A fiery orator, Mufti Shahmeer was attacked near Darmakol village, Turbat, by Baloch militants who claimed he had been fuelling sectarian hatred in the name of tableegh (preaching). Three among the party were killed and two others, including the mufti, were injured.

Observers in Turbat contend that to counter the insurgency in the province — which is secular in nature — the state is making cynical use of religion by promoting an ultra-conservative strand of Islam in the region. Small madressahs have mushroomed in Turbat. Many appear newly constructed, with paintwork that still looks fresh in the dry desert air. Significantly, they appear to have scarcely any students.

“This is a secular society and if they can afford it, people send their children to school rather than to madressahs,” explains a social activist. “In fact, in many educational institutions girls outnumber boys.”

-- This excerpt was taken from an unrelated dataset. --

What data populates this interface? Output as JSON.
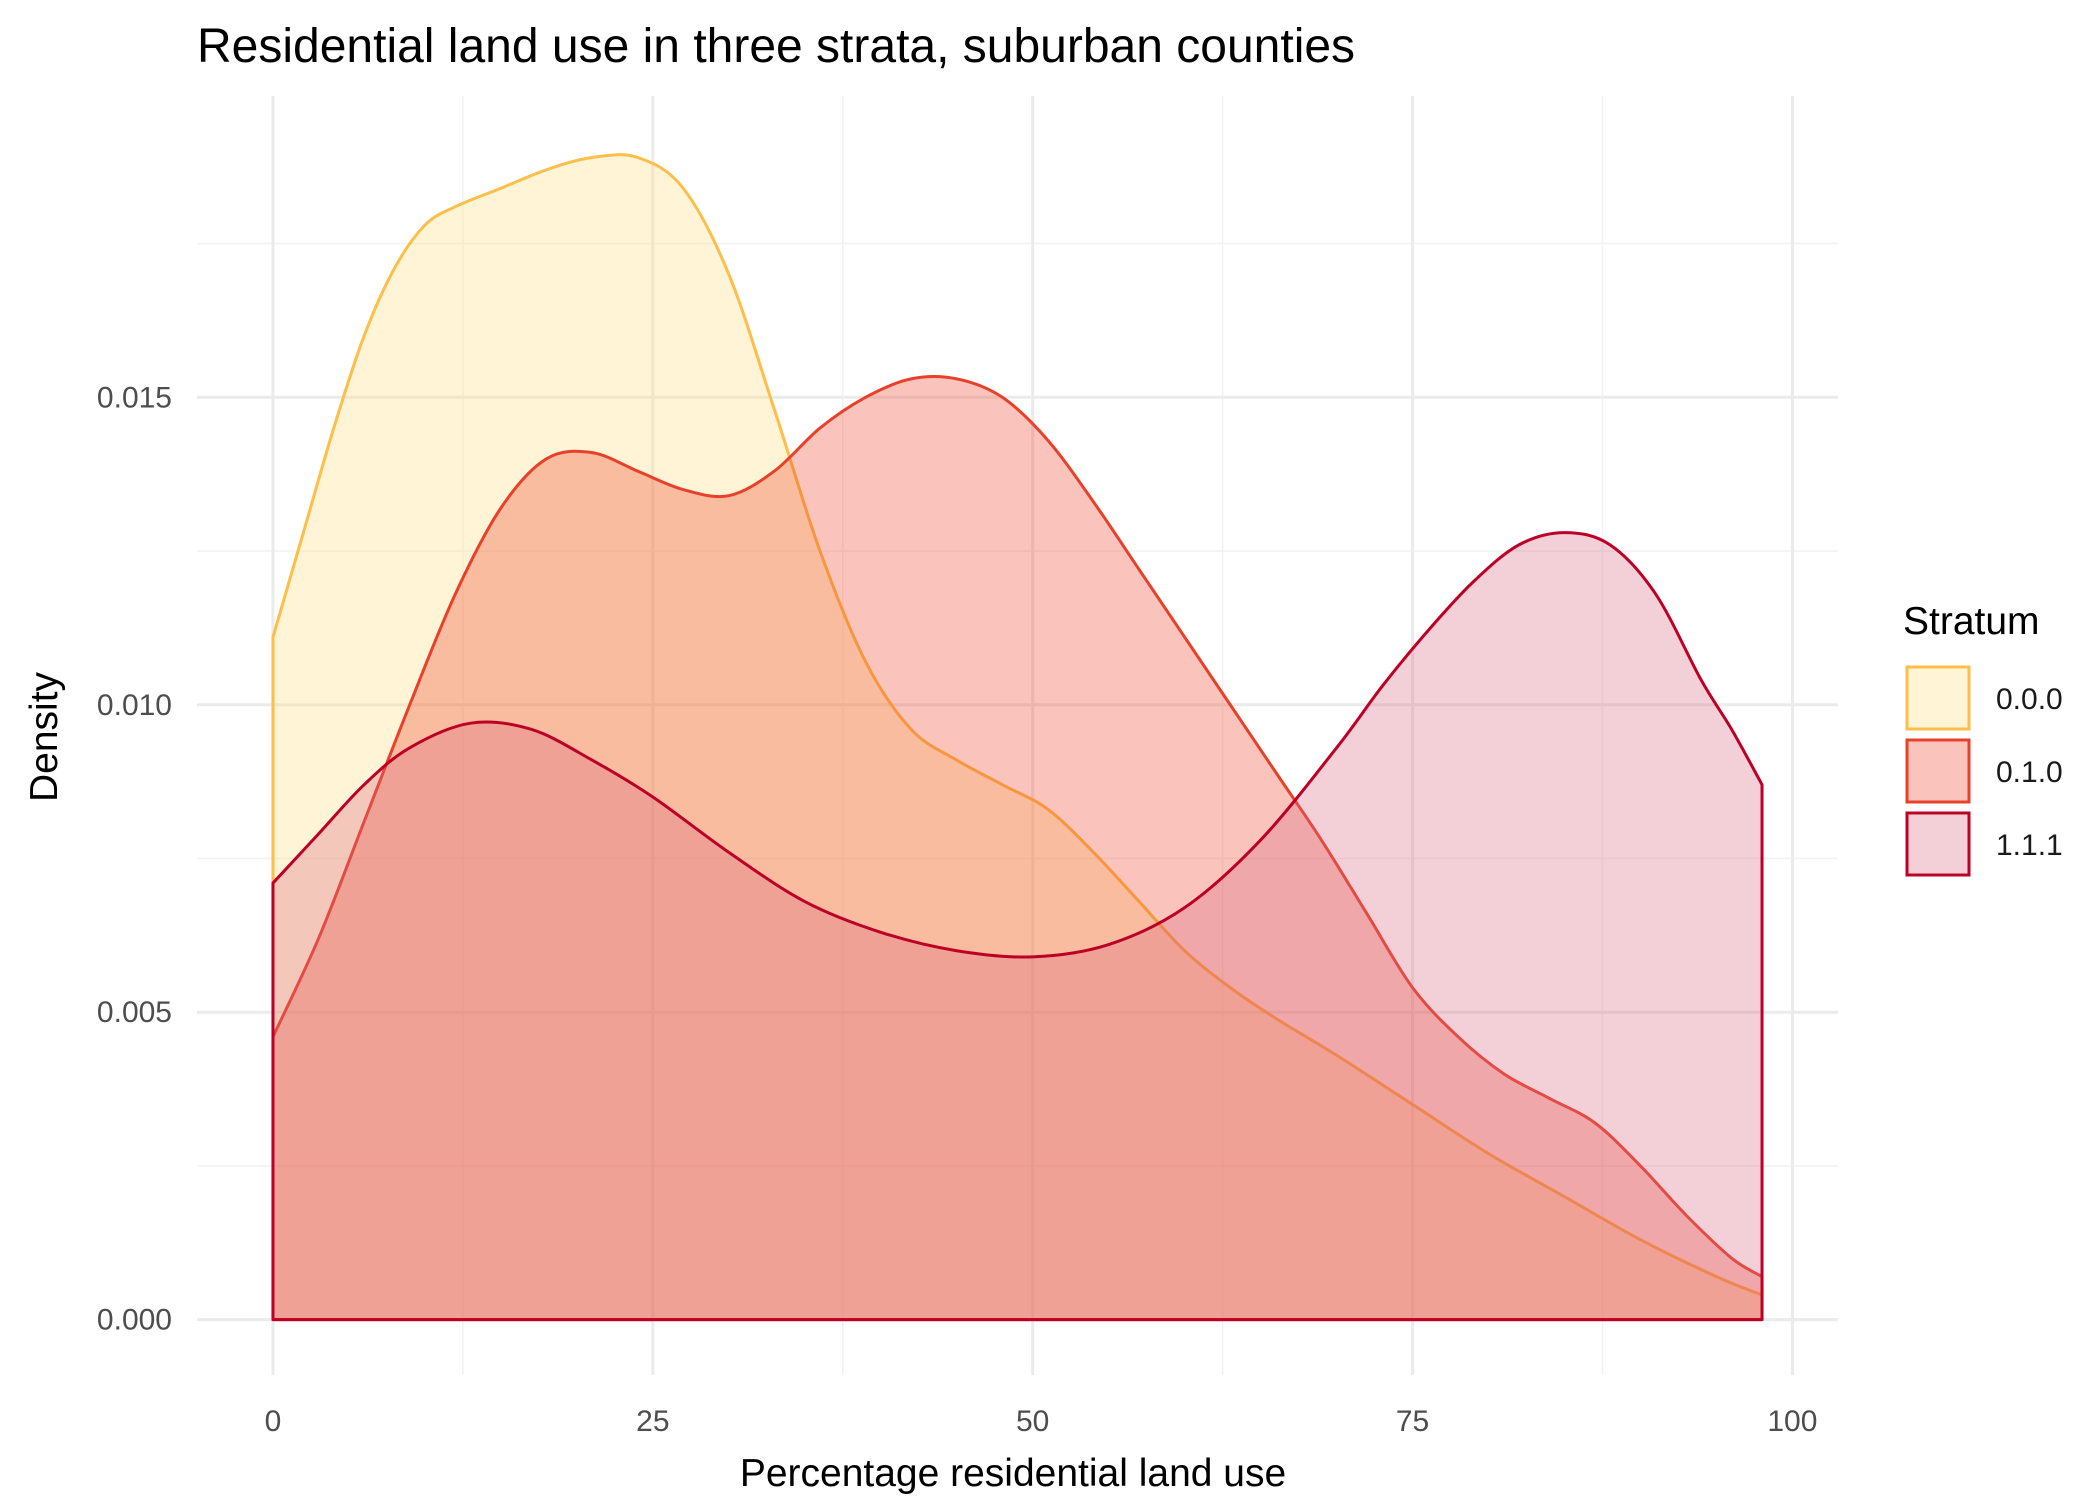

The madressahs, say residents, are a front for state-sponsored groups from within Baloch society itself who have been given licence to use religion to intimidate and divide people. By virtue of their powerful connections, these individuals can get away with all manner of crimes, including drugs and fuel smuggling, land-grabbing, and worse.

Some residents point to the attack on a polio team on Jan 22, 2014 in Shahi Tump locality that, they allege, was carried out by the occupants of a nearby seminary. Although the madressah head was handed over to the local administration, a call from intelligence was enough to set him free, claims a local official.

According to Captain Usman Ahmed, second-in-command of the FC in Turbat, “The FC is deployed in the province to counter the Baloch insurgency, and yes, we will take help from anyone who will assist us in this but we evaluate their information very carefully.”


Sectarian tensions


The emboldened right-wing elements in the region have begun flexing their muscles over the local population. In Pidarak, some 15kms from Turbat, an English language centre was visited by a group of clerics led by Mufti Shahmeer, who allegedly ordered the faculty, on pain of death, to stop teaching girls at the institute. Religion is a particularly potent weapon in Turbat, which is home to a sizeable minority of Zikris, a sect considered ‘heretical’ by many conservatives. One of their holiest sites, Koh-i-Murad, is situated in the vicinity and frequented by Zikris from all over the country.

“Thankfully there is as yet no religious conflict among the Baloch, not least because many Zikris and Sunnis are related through marriage,” says Yasir Dashti, a local.

People believe that sectarian tensions are deliberately being stoked in order to further divide the Baloch. “All the pro-state actors that exist here do so within a religious garb,” says a human rights activist. “There are many groups here in the name of religion — in madressahs, masjids, even mullahs’ homes.”

It seems that Turbat, like much of Balochistan, is on the verge of a war with itself.

Some names have been changed to protect people’s identity.